Ne vous accoutumez pas trop, je vous en prie, à toutes les gâteries paternelles. Savez vous combien il m'est difficile de dérober quelques minutes à mes retraitantes ? Il faut entamer des nuits déjà trop courtes. Mais comment refuser une enfant telle que vous ?

Vos petites cartes (photographies de la famille Martin) m'ont vivement ému et réjoui. Méchante ! Pourquoi les réclamez vous ? Pourquoi n'ai je pas reçu toute la Chère famille ? Il me semble qu'elle est un peu mienne et que j'ai mille droits à faire valoir.

Vous porterez à Rome, tous mes voeux, toute mon âme et votre [2r°] pèlerinage (le projet n’aura pas de suite) me rendra deux fois heureux, pour vous et pour moi.

Mon cher Apostolat vous sait le meilleur gré pour les prières et communions, dont vous lui faites l'aumône. Continuez ; j'ai de si belles occasions de sauver des âmes !

Si Jésus vous gâte, c’est pour gagner tout votre cœur. Sentez vous combien il vous aime, combien il vous veut à Lui, à Lui sans réserve, pour toujours. Je n'aurai point de meilleure joie dans ma vie, que de l’aider à se donner à vous et de vous forcer au besoin à vous donner à Lui.

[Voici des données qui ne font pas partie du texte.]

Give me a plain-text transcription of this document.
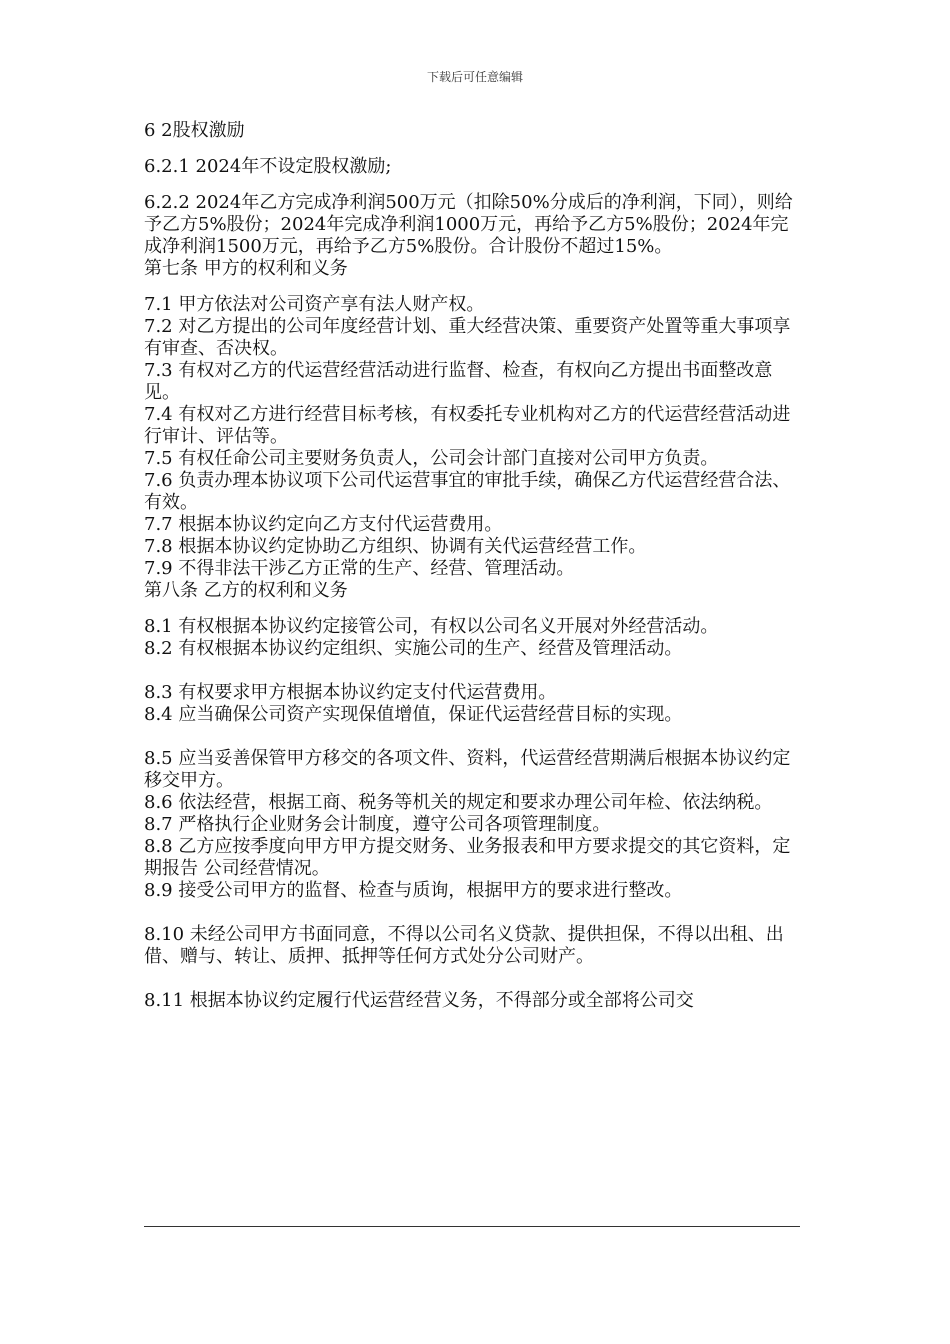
下载后可任意编辑

6 2股权激励

6.2.1 2024年不设定股权激励;

6.2.2 2024年乙方完成净利润500万元（扣除50%分成后的净利润，下同），则给予乙方5%股份；2024年完成净利润1000万元，再给予乙方5%股份；2024年完成净利润1500万元，再给予乙方5%股份。合计股份不超过15%。

第七条 甲方的权利和义务

7.1 甲方依法对公司资产享有法人财产权。

7.2 对乙方提出的公司年度经营计划、重大经营决策、重要资产处置等重大事项享有审查、否决权。

7.3 有权对乙方的代运营经营活动进行监督、检查，有权向乙方提出书面整改意见。

7.4 有权对乙方进行经营目标考核，有权委托专业机构对乙方的代运营经营活动进行审计、评估等。

7.5 有权任命公司主要财务负责人，公司会计部门直接对公司甲方负责。

7.6 负责办理本协议项下公司代运营事宜的审批手续，确保乙方代运营经营合法、有效。

7.7 根据本协议约定向乙方支付代运营费用。

7.8 根据本协议约定协助乙方组织、协调有关代运营经营工作。

7.9 不得非法干涉乙方正常的生产、经营、管理活动。

第八条 乙方的权利和义务

8.1 有权根据本协议约定接管公司，有权以公司名义开展对外经营活动。

8.2 有权根据本协议约定组织、实施公司的生产、经营及管理活动。

8.3 有权要求甲方根据本协议约定支付代运营费用。

8.4 应当确保公司资产实现保值增值，保证代运营经营目标的实现。

8.5 应当妥善保管甲方移交的各项文件、资料，代运营经营期满后根据本协议约定移交甲方。

8.6 依法经营，根据工商、税务等机关的规定和要求办理公司年检、依法纳税。

8.7 严格执行企业财务会计制度，遵守公司各项管理制度。

8.8 乙方应按季度向甲方甲方提交财务、业务报表和甲方要求提交的其它资料，定期报告 公司经营情况。

8.9 接受公司甲方的监督、检查与质询，根据甲方的要求进行整改。

8.10 未经公司甲方书面同意，不得以公司名义贷款、提供担保，不得以出租、出借、赠与、转让、质押、抵押等任何方式处分公司财产。

8.11 根据本协议约定履行代运营经营义务，不得部分或全部将公司交
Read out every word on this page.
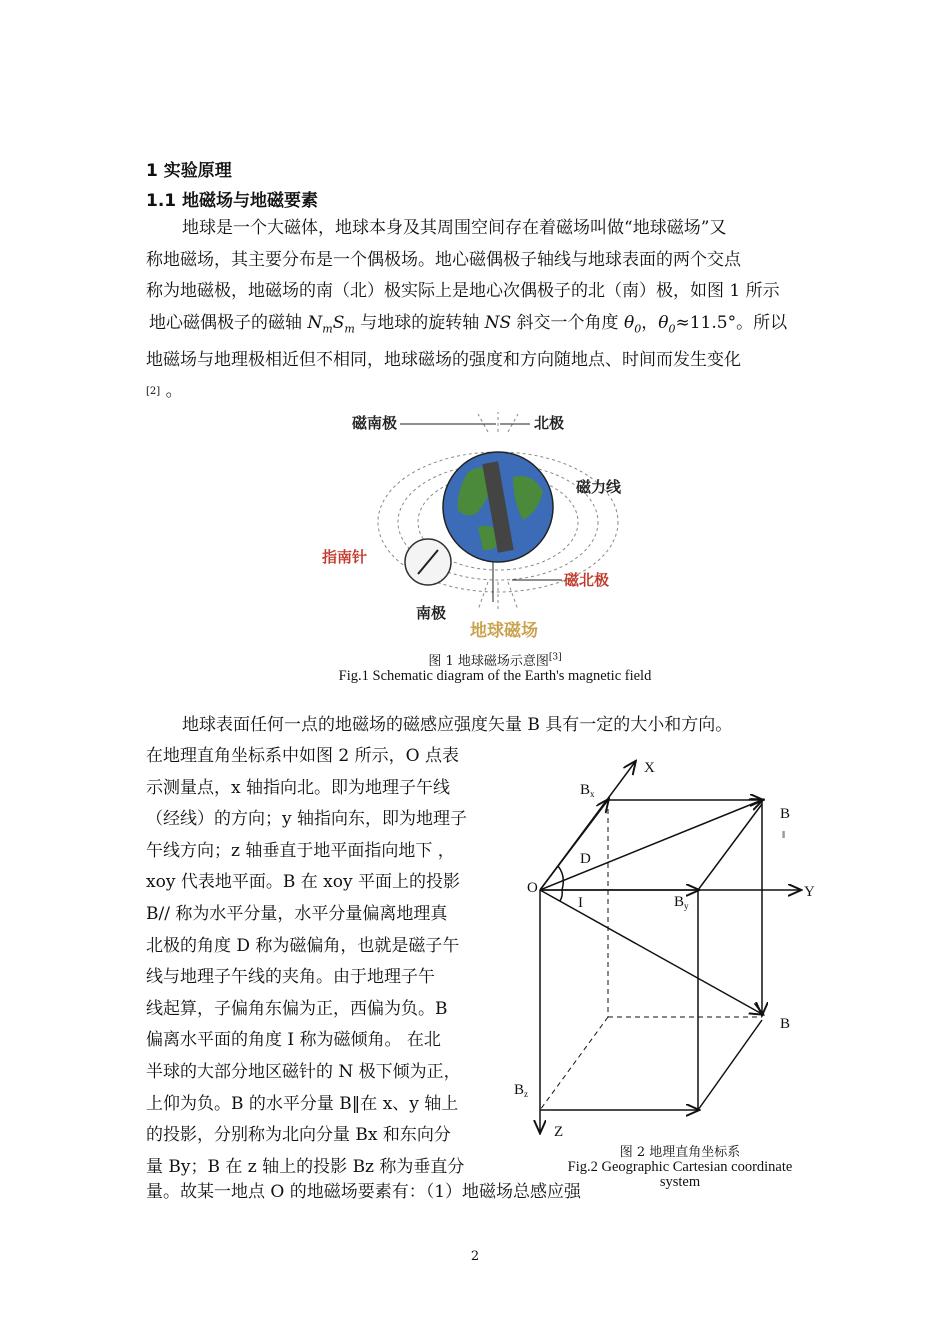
1 实验原理
1.1 地磁场与地磁要素

地球是一个大磁体，地球本身及其周围空间存在着磁场叫做“地球磁场”又

称地磁场，其主要分布是一个偶极场。地心磁偶极子轴线与地球表面的两个交点

称为地磁极，地磁场的南（北）极实际上是地心次偶极子的北（南）极，如图 1 所示

地心磁偶极子的磁轴 $N_mS_m$ 与地球的旋转轴 NS 斜交一个角度 $\theta_0$，$\theta_0\approx 11.5^\circ$。所以

地磁场与地理极相近但不相同，地球磁场的强度和方向随地点、时间而发生变化

[2] 。

磁南极	北极
磁力线
指南针
磁北极
南极
地球磁场
图 1 地球磁场示意图[3]
Fig.1 Schematic diagram of the Earth's magnetic field

地球表面任何一点的地磁场的磁感应强度矢量 B 具有一定的大小和方向。

在地理直角坐标系中如图 2 所示，O 点表
示测量点，x 轴指向北。即为地理子午线
（经线）的方向；y 轴指向东，即为地理子
午线方向；z 轴垂直于地平面指向地下 ，
xoy 代表地平面。B 在 xoy 平面上的投影
B// 称为水平分量，水平分量偏离地理真
北极的角度 D 称为磁偏角，也就是磁子午
线与地理子午线的夹角。由于地理子午
线起算，子偏角东偏为正，西偏为负。B
偏离水平面的角度 I 称为磁倾角。 在北
半球的大部分地区磁针的 N 极下倾为正，
上仰为负。B 的水平分量 B‖在 x、y 轴上
的投影，分别称为北向分量 Bx 和东向分
量 By；B 在 z 轴上的投影 Bz 称为垂直分
量。故某一地点 O 的地磁场要素有：（1）地磁场总感应强
X
Y
Z
O
D
I
$B_x$
$B_y$
$B_z$
B
‖
B
图 2 地理直角坐标系
Fig.2 Geographic Cartesian coordinate
system
2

Toujours plus, toujours plus, c’est le cri des coeurs tourmentés par le besoin de Dieu, de l'infini. [2 v°] Eh bien ! soyez encore et de jour en jour plus affamée. Jésus vous rassasiera, si avide que vous soyez. Dès maintenant ne refusez pas à votre cœur l’aliment du sacrifice. A l’oeuvre, chère Enfant, domptez votre impétueuse nature, enchaînez la aux pieds de Jésus. Vous avez de si belles occasions, vous, de gagner son coeur, en réprimant les saillies du caractère, en domptant votre rebelle volonté... Ne baisez la terre que les jours où vous méritez une pénitence.

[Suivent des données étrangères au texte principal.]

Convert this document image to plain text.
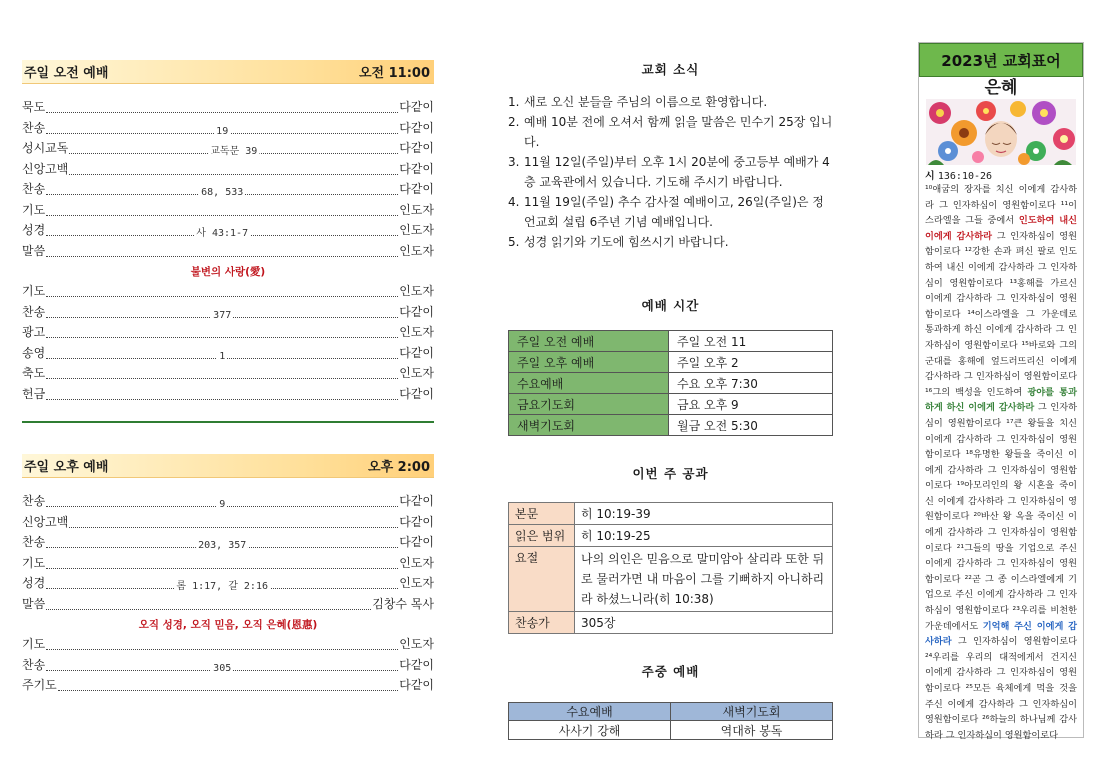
주일 오전 예배	오전 11:00
묵도	다같이
찬송	19	다같이
성시교독	교독문 39	다같이
신앙고백	다같이
찬송	68, 533	다같이
기도	인도자
성경	사 43:1-7	인도자
말씀	인도자
불변의 사랑(愛)
기도	인도자
찬송	377	다같이
광고	인도자
송영	1	다같이
축도	인도자
헌금	다같이
주일 오후 예배	오후 2:00
찬송	9	다같이
신앙고백	다같이
찬송	203, 357	다같이
기도	인도자
성경	롬 1:17, 갈 2:16	인도자
말씀	김창수 목사
오직 성경, 오직 믿음, 오직 은혜(恩惠)
기도	인도자
찬송	305	다같이
주기도	다같이
교회 소식
1. 새로 오신 분들을 주님의 이름으로 환영합니다.
2. 예배 10분 전에 오셔서 함께 읽을 말씀은 민수기 25장 입니다.
3. 11월 12일(주일)부터 오후 1시 20분에 중고등부 예배가 4층 교육관에서 있습니다. 기도해 주시기 바랍니다.
4. 11월 19일(주일) 추수 감사절 예배이고, 26일(주일)은 정언교회 설립 6주년 기념 예배입니다.
5. 성경 읽기와 기도에 힘쓰시기 바랍니다.
예배 시간
주일 오전 예배	주일 오전 11
주일 오후 예배	주일 오후 2
수요예배	수요 오후 7:30
금요기도회	금요 오후 9
새벽기도회	월금 오전 5:30
이번 주 공과
본문	히 10:19-39
읽은 범위	히 10:19-25
요절	나의 의인은 믿음으로 말미암아 살리라 또한 뒤로 물러가면 내 마음이 그를 기뻐하지 아니하리라 하셨느니라(히 10:38)
찬송가	305장
주중 예배
수요예배	새벽기도회
사사기 강해	역대하 봉독
2023년 교회표어
은혜
시 136:10-26
¹⁰애굽의 장자를 치신 이에게 감사하라 그 인자하심이 영원함이로다 ¹¹이스라엘을 그들 중에서 인도하여 내신 이에게 감사하라 그 인자하심이 영원함이로다 ¹²강한 손과 펴신 팔로 인도하여 내신 이에게 감사하라 그 인자하심이 영원함이로다 ¹³홍해를 가르신 이에게 감사하라 그 인자하심이 영원함이로다 ¹⁴이스라엘을 그 가운데로 통과하게 하신 이에게 감사하라 그 인자하심이 영원함이로다 ¹⁵바로와 그의 군대를 홍해에 엎드러뜨리신 이에게 감사하라 그 인자하심이 영원함이로다 ¹⁶그의 백성을 인도하여 광야를 통과하게 하신 이에게 감사하라 그 인자하심이 영원함이로다 ¹⁷큰 왕들을 치신 이에게 감사하라 그 인자하심이 영원함이로다 ¹⁸유명한 왕들을 죽이신 이에게 감사하라 그 인자하심이 영원함이로다 ¹⁹아모리인의 왕 시혼을 죽이신 이에게 감사하라 그 인자하심이 영원함이로다 ²⁰바산 왕 옥을 죽이신 이에게 감사하라 그 인자하심이 영원함이로다 ²¹그들의 땅을 기업으로 주신 이에게 감사하라 그 인자하심이 영원함이로다 ²²곧 그 종 이스라엘에게 기업으로 주신 이에게 감사하라 그 인자하심이 영원함이로다 ²³우리를 비천한 가운데에서도 기억해 주신 이에게 감사하라 그 인자하심이 영원함이로다 ²⁴우리를 우리의 대적에게서 건지신 이에게 감사하라 그 인자하심이 영원함이로다 ²⁵모든 육체에게 먹을 것을 주신 이에게 감사하라 그 인자하심이 영원함이로다 ²⁶하늘의 하나님께 감사하라 그 인자하심이 영원함이로다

Je n'ai pas le temps de vous dire combien les chères photogra­phies me sont précieuses. Votre bon père a un air bien vénérable et quelque chose d'un saint. Il faut que sa fille aînée soit digne de lui.

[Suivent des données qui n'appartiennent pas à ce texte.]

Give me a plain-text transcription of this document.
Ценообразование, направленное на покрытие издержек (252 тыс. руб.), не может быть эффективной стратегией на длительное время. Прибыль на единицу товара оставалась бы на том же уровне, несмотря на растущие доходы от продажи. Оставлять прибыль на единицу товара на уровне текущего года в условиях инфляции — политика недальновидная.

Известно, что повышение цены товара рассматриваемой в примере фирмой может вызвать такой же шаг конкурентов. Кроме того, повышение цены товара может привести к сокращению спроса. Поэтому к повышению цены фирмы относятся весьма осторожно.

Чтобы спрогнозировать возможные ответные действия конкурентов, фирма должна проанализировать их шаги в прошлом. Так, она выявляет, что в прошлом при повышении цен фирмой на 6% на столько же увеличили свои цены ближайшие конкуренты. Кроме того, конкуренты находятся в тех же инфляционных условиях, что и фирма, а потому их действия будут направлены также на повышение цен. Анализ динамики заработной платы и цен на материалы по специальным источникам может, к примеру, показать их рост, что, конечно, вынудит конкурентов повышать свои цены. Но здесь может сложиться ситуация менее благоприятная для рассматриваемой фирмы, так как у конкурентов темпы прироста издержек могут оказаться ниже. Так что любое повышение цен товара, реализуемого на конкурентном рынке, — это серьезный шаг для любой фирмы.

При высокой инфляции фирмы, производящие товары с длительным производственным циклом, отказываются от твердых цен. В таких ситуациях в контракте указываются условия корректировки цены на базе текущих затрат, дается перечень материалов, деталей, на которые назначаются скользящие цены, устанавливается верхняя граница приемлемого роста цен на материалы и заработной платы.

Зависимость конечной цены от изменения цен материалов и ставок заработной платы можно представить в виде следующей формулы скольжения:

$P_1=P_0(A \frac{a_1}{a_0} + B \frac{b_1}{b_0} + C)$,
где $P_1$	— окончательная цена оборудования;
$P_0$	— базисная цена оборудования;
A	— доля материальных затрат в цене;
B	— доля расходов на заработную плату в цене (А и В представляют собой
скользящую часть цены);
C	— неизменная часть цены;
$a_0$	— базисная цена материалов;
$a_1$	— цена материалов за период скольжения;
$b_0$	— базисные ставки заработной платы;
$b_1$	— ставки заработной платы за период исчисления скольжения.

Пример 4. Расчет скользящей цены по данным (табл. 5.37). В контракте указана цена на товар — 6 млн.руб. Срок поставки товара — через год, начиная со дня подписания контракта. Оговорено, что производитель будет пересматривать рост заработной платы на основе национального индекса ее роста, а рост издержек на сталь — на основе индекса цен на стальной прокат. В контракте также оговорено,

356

[tv] Ne vous mettez pas trop en colère surtout contre vous même. Je vous pardonnerais de rudoyer ceux qui vous entourent plutôt que de vous dépiter contre votre âme. Votre âme est mon enfant et j'exige que vous la traitiez avec douceur. La vanité en vous ne m’effraie pas ; votre coeur est trop haut pour ces petits colifichets. Paix, joie, dilatation de coeur. Gardez toute votre confiance, votre docilité et votre franchise. A vous mes plus paternelles bénédictions et à votre chère Pauline.

A.P.

Je rentre Lundi ou Mardi à Nantes jusqu'au 17. Mais deux retraites absorberont tous mes instants. Du 18 au 25 je serai à l'Orphe­linat de Vitré (Ille et Vilaine).